Stuttgart - Etwas weniger als 7000 oder umgerechnet knapp zwei Prozent der in Baden-Württemberg Eingeschriebenen sind Langzeitstudenten. Das ergeben Anfragen unserer Zeitung beim Wissenschaftsministerium sowie den staatlichen Universitäten. 2004 hatte der Anteil noch sieben Prozent betragen. Als Langzeitstudent gilt traditionell, wer mindestens 14 Semester studiert.

Der Anteil sinkt seit Jahren. Als Hauptgrund gilt die 1999 beschlossene Bologna-Reform, in deren Folge die Diplom- und Magisterstudiengänge von den Abschlüssen Bachelor und Master abgelöst wurden. Nur noch wenige Tausend Studenten im Land sind in den auslaufenden Studiengängen eingeschrieben. Bachelor- und Masterstudiengänge sind stärker verschult, haben kürzere Regelstudienzeiten und viele Hochschulen beschränken die Höchstdauer des Studiums. Ohnehin neigen Studenten heutzutage eher dazu, ihr Studium rasch zu beenden.

Das bildet sich auch in der Statistik ab. Den Bachelorabschluss erreichen Studenten in Baden-Württemberg laut einem Bericht der Landesregierung vom Juni nach durchschnittlich 7, den Masterabschluss nach weiteren 4,8 Semestern. Der Staatsminister Klaus-Peter Murawski schreibt in dem Bericht, „dass das Maßnahmenbündel zur Verkürzung der Studienzeiten sowie zunehmend auch die Umstellung auf das gestufte Studiensystem zu weiter abnehmenden Studienzeiten führt“.
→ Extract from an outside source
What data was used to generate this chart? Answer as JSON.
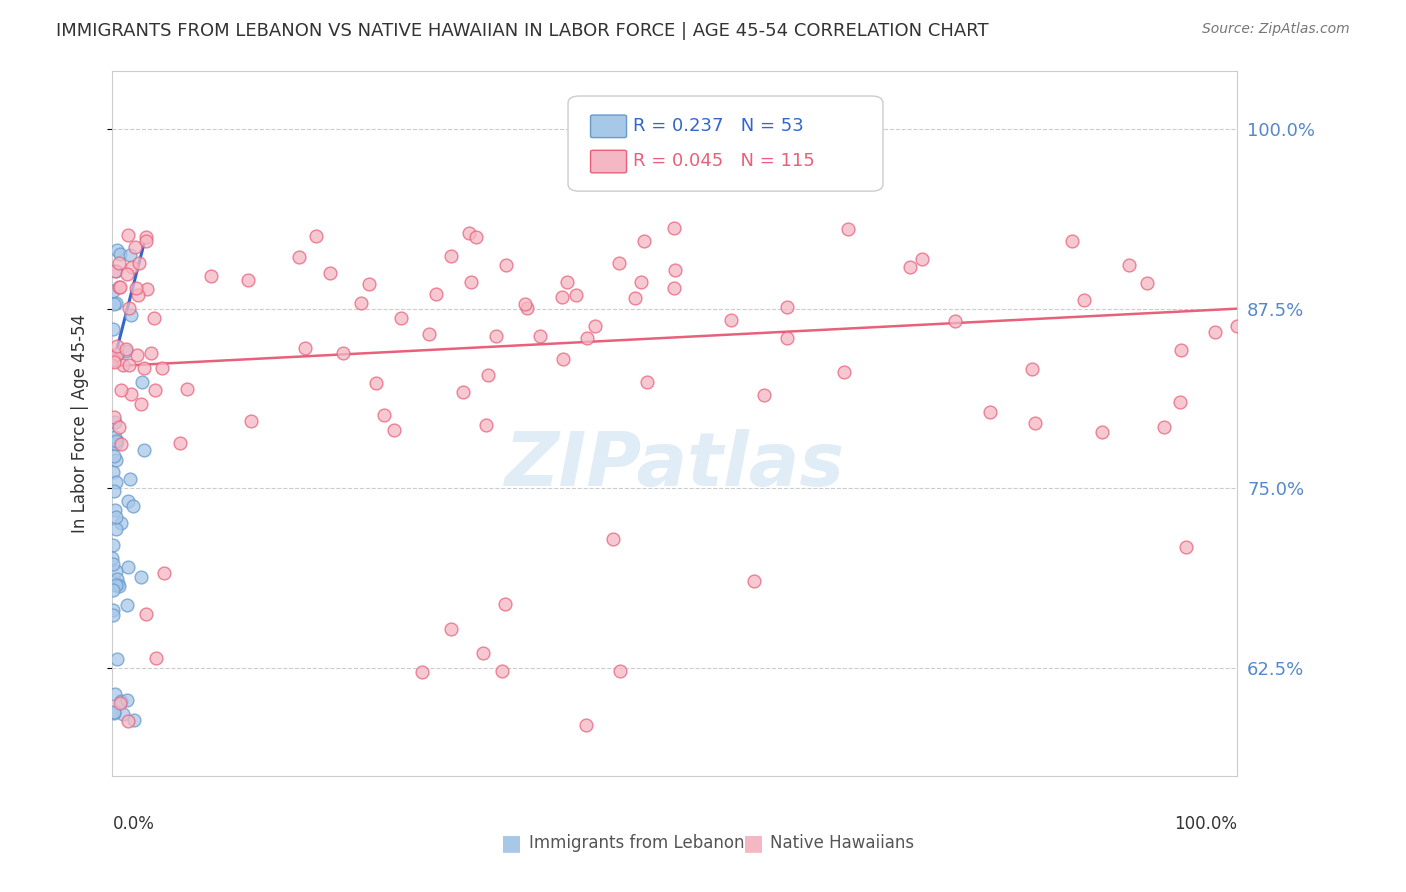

Was ist eigentlich ein Langzeitstudent?

Ein Sprecher des Wissenschaftsministeriums betont, dass heutzutage als Langzeitstudent gilt, wer die Regelstudienzeit um mehr als vier Semester überzieht. So gesehen wird an baden-württembergischen Hochschulen im Bundesvergleich relativ zügig studiert. 93 Prozent aller Studenten brauchen höchstens zwei Semester länger für ihren Abschluss als in der Studienordnung vorgesehen. Der Bundesschnitt liegt bei 89,5 Prozent, in Nordrhein-Westfalen bei 85 Prozent. Dort ist aktuell jeder Fünfte im mindestens 14. Semester eingeschrieben – der Anteil dieser Gruppe ist also zehnmal so hoch wie in Baden-Württemberg. Als ein Grund wird das Semesterticket vermutet, mit dem Eingeschriebene kostenlos Busse und Bahnen im gesamten Bundesland nutzen können. Dem Ruf nach Langzeitstudiengebühren erteilte das nordrhein-westfälische Wissenschaftsministerium jedoch eine Absage.

Sechs Bundesländer erheben derzeit Langzeitstudiengebühren – häufig 500 Euro je Studienhalbjahr, sobald die Regelstudienzeit um mehr als vier Semester überschritten wird. In Baden-Württemberg wurden solche Gebühren 1998 eingeführt und 2011 mit den später beschlossenen allgemeinen Studiengebühren wieder abgeschafft. Studentenvertreter weisen darauf hin, dass viele ihr Studium selbst finanzieren müssen und deshalb länger brauchen als vorgesehen. Auch der Bafög ist an die Regelstudienzeit geknüpft.